# Do two waves propagating in different directions on the same line induce a standing wave? [duplicate]

What is the mathematical proof for this?

## marked as duplicate by Bill N, John Rennie, SRS, Kyle Kanos, AccidentalFourierTransformFeb 2 '17 at 12:59

• It is not always true: For instance, if the waves have different amplitude or different frequency they will not form a standing wave – user126422 Feb 2 '17 at 1:53
• @AlbertAspect How can you show this? – Goldname Feb 2 '17 at 2:14
• program it and view the result – user18764 Feb 2 '17 at 2:36
• -1. No research effort. A citation for "I heard it was true always" would be useful! See Standing waves due to two counter-propagating travelling waves of different amplitude. – sammy gerbil Feb 2 '17 at 2:52
• @sammygerbil Your link does not include mathematical derivation.

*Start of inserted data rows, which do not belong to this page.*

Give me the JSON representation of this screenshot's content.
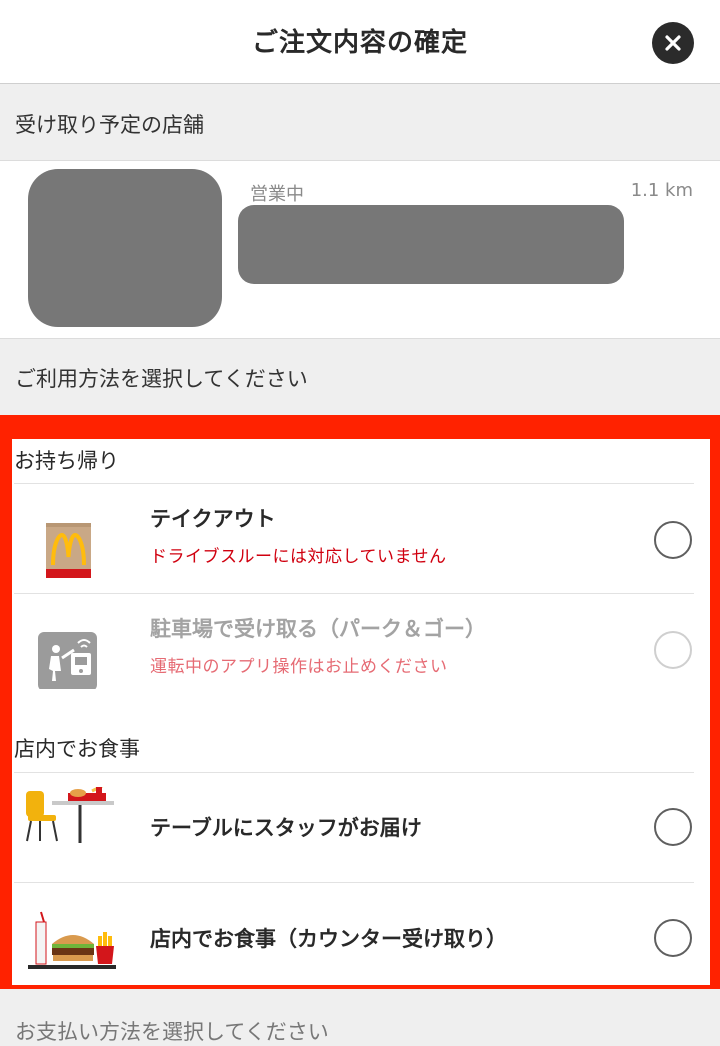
{
  "header": {
    "title": "ご注文内容の確定",
    "close_icon": "close-icon"
  },
  "store_section": {
    "heading": "受け取り予定の店舗",
    "status": "営業中",
    "distance": "1.1 km"
  },
  "usage_section": {
    "heading": "ご利用方法を選択してください",
    "groups": [
      {
        "label": "お持ち帰り",
        "options": [
          {
            "title": "テイクアウト",
            "note": "ドライブスルーには対応していません",
            "icon": "takeout-bag-icon",
            "enabled": true,
            "selected": false
          },
          {
            "title": "駐車場で受け取る（パーク＆ゴー）",
            "note": "運転中のアプリ操作はお止めください",
            "icon": "park-and-go-icon",
            "enabled": false,
            "selected": false
          }
        ]
      },
      {
        "label": "店内でお食事",
        "options": [
          {
            "title": "テーブルにスタッフがお届け",
            "icon": "table-delivery-icon",
            "enabled": true,
            "selected": false
          },
          {
            "title": "店内でお食事（カウンター受け取り）",
            "icon": "counter-meal-icon",
            "enabled": true,
            "selected": false
          }
        ]
      }
    ]
  },
  "payment_section": {
    "heading": "お支払い方法を選択してください"
  },
  "colors": {
    "highlight": "#ff2200",
    "warning_text": "#d0000f",
    "disabled_warning_text": "#e66b74",
    "placeholder_gray": "#777777"
  }
}
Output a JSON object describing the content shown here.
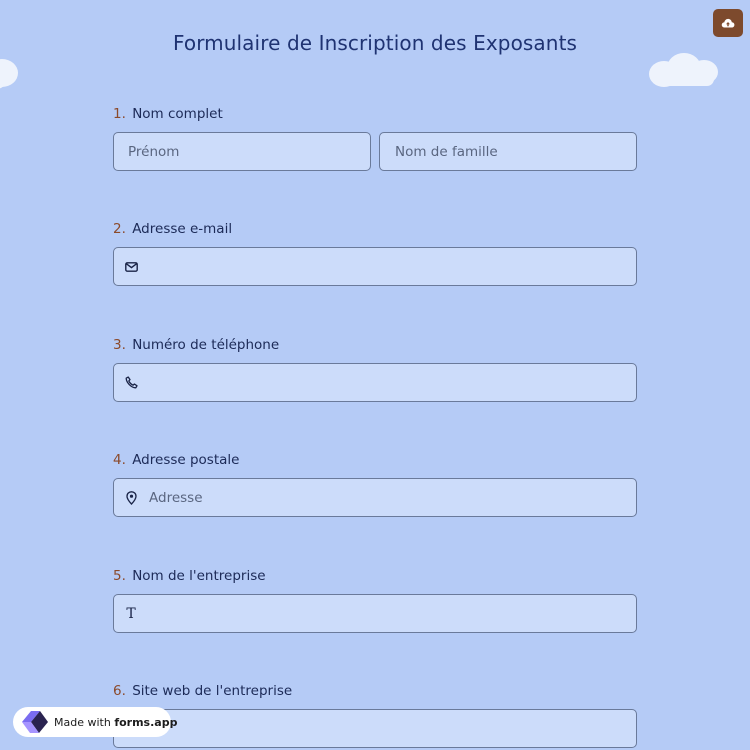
{
  "form": {
    "title": "Formulaire de Inscription des Exposants"
  },
  "questions": [
    {
      "number": "1.",
      "label": "Nom complet",
      "first_placeholder": "Prénom",
      "last_placeholder": "Nom de famille"
    },
    {
      "number": "2.",
      "label": "Adresse e-mail",
      "icon": "envelope-icon"
    },
    {
      "number": "3.",
      "label": "Numéro de téléphone",
      "icon": "phone-icon"
    },
    {
      "number": "4.",
      "label": "Adresse postale",
      "icon": "map-pin-icon",
      "placeholder": "Adresse"
    },
    {
      "number": "5.",
      "label": "Nom de l'entreprise",
      "icon": "text-icon"
    },
    {
      "number": "6.",
      "label": "Site web de l'entreprise"
    }
  ],
  "badge": {
    "prefix": "Made with",
    "brand": "forms.app",
    "icon": "forms-app-logo"
  },
  "corner_button": {
    "icon": "cloud-upload-icon"
  },
  "colors": {
    "background": "#b5cbf6",
    "field_bg": "#ccdcfa",
    "title": "#1f3372",
    "number_accent": "#8b4a2b",
    "corner_button": "#7d4a2d"
  }
}
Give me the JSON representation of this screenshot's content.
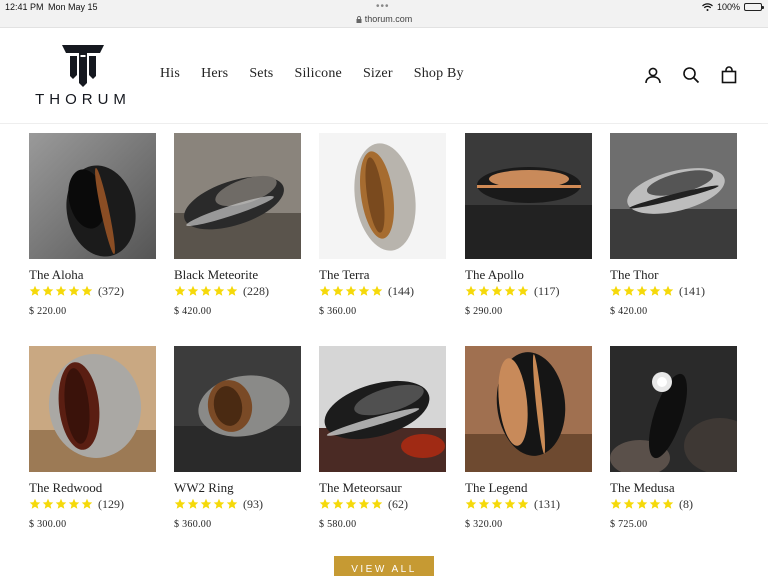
{
  "status_bar": {
    "time": "12:41 PM",
    "date": "Mon May 15",
    "url": "thorum.com",
    "battery": "100%"
  },
  "brand": {
    "name": "THORUM"
  },
  "nav": [
    {
      "label": "His"
    },
    {
      "label": "Hers"
    },
    {
      "label": "Sets"
    },
    {
      "label": "Silicone"
    },
    {
      "label": "Sizer"
    },
    {
      "label": "Shop By"
    }
  ],
  "header_icons": [
    "account-icon",
    "search-icon",
    "cart-icon"
  ],
  "colors": {
    "star": "#f5d90a",
    "button": "#c69a33",
    "brand": "#15181f"
  },
  "products": [
    {
      "name": "The Aloha",
      "reviews": "(372)",
      "price": "$ 220.00",
      "rating": 5
    },
    {
      "name": "Black Meteorite",
      "reviews": "(228)",
      "price": "$ 420.00",
      "rating": 5
    },
    {
      "name": "The Terra",
      "reviews": "(144)",
      "price": "$ 360.00",
      "rating": 5
    },
    {
      "name": "The Apollo",
      "reviews": "(117)",
      "price": "$ 290.00",
      "rating": 5
    },
    {
      "name": "The Thor",
      "reviews": "(141)",
      "price": "$ 420.00",
      "rating": 5
    },
    {
      "name": "The Redwood",
      "reviews": "(129)",
      "price": "$ 300.00",
      "rating": 5
    },
    {
      "name": "WW2 Ring",
      "reviews": "(93)",
      "price": "$ 360.00",
      "rating": 5
    },
    {
      "name": "The Meteorsaur",
      "reviews": "(62)",
      "price": "$ 580.00",
      "rating": 5
    },
    {
      "name": "The Legend",
      "reviews": "(131)",
      "price": "$ 320.00",
      "rating": 5
    },
    {
      "name": "The Medusa",
      "reviews": "(8)",
      "price": "$ 725.00",
      "rating": 5
    }
  ],
  "view_all": "VIEW ALL"
}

I heard it was true from a TA which is totally irrelevant. "No research effort" Wrong, unless you can pull up my search history and prove otherwise – Goldname Feb 2 '17 at 3:27

Wave going into positive direction has the equation:

$$p(x)=\sin(x+\omega t)$$

Into the negative direction:

$$n(x)=\sin(x-\omega t)$$

Their sum:

\begin{align} p(x)+n(x)&=\sin(x+\omega t)+\sin(x-\omega t) \\ &=\sin(x)\cos(\omega t) + \cos(x)\sin(\omega t) + \sin(x)\cos(\omega t) - \cos(x)\sin(\omega t)\\ &=2 sin(x)cos(\omega t) \end{align}

As you can see, the wave on the bottom is a standing sine wave, whose amplitude is multiplied by the original frequency of the moving waves.